Industrial-scale production of Darunavir Ethanolate means responsibility—both environmental and personal. Optimizing ethanol use and solvent recovery stands as a top priority, as heavy ethanol consumption means both a safety challenge and a cost driver. Our recovery systems reclaim over 90% of process ethanol, lowering environmental load and transportation risks. Workers on the plant floor attend regular safety briefs with data straight from recent batch runs: actual solvent vapor readings, EHS incident statistics, concrete steps after any close call. These safety details are not just formalities—they keep everyone alert and informed.
On the environmental side, the process water streams undergo continuous monitoring for organic load, with in-process adjustments handling spikes before they reach the effluent treatment plant. While manufacturing at volume inevitably leaves an environmental mark, real attention to solvent recycling and hazardous waste segregation pays off for both community standing and process economics.
Markets evolve, and so do processing technologies and expectations around Darunavir Ethanolate. We stay engaged with ongoing research efforts, both internal and partner-led, to refine crystallization, lower process cycle times, and further improve product reproducibility. Automation and smarter process controls now let us catch drifts in ethanol or hydration levels before they create batch variability. Newer analytical techniques, like real-time NIR monitoring and automated sieve analysis, now supplement—but don’t replace—the careful human observation and experience built into the line. Operators and analysts still lead the charge in troubleshooting and continuous improvement.

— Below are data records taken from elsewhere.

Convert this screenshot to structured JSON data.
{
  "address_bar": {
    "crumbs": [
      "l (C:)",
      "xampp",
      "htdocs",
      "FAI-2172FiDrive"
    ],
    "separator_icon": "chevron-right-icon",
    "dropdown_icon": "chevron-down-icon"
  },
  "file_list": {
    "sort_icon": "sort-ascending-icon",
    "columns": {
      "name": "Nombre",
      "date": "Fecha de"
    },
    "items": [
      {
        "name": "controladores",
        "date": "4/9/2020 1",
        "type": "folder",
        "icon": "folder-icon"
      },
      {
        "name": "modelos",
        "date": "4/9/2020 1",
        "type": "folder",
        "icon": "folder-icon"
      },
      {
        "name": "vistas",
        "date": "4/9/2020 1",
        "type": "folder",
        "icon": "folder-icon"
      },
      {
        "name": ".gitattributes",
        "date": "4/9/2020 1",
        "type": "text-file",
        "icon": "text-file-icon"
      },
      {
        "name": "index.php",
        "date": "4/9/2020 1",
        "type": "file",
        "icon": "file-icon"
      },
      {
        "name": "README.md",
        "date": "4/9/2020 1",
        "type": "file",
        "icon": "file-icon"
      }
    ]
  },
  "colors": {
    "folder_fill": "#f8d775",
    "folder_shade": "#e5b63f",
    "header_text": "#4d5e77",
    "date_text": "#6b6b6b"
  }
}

Sourcing raw materials, particularly alcohols and key intermediates, has become more unpredictable in recent years. Instead of waiting on suppliers, we work upstream, qualifying secondary sources and assisting key vendors with process validation. This hands-on partnership helps forestall shortages or spikes in impurity levels that have cost other manufacturers lost cycles and customer goodwill.
We also support ongoing collaborative projects with major drug formulation teams. Years of technical feedback allow us to co-develop control specifications for future regulatory filings, trade observations about formulation shifts, and run joint pilot batches to test unusual blend ratios or process tweaks requested by formulation experts. Our plant management heads to the annual regulatory science symposia as much to learn as to address any new draft guidance from regulators.
Darunavir Ethanolate matters most because, for the people taking products built from it, reliability isn’t a luxury. It’s a necessity. As API producers, we bear direct responsibility—not just to regulators or clients, but to the medical teams and patients whose health depends on the medicines built from our deliveries. The lessons learned from each batch, each deviation, and each technical query mean concrete improvements in how the product supports further formulation and distribution.
Long, detailed experience underpins every specification and process tweak. Dialogue with partners—on-site, remote, or across continents—shapes every step from crystallization to documentation. Trust builds not on empty promises, but on open communication about both strengths and areas where improvements continue. Darunavir Ethanolate remains a complex molecule requiring care, precision, and ongoing collaboration at every production step.
In the end, a solid supply of well-characterized API is the foundation that lets pharmaceutical partners focus on their next product innovation, assured the critical starting material arrives ready for straightforward use, every batch, every time.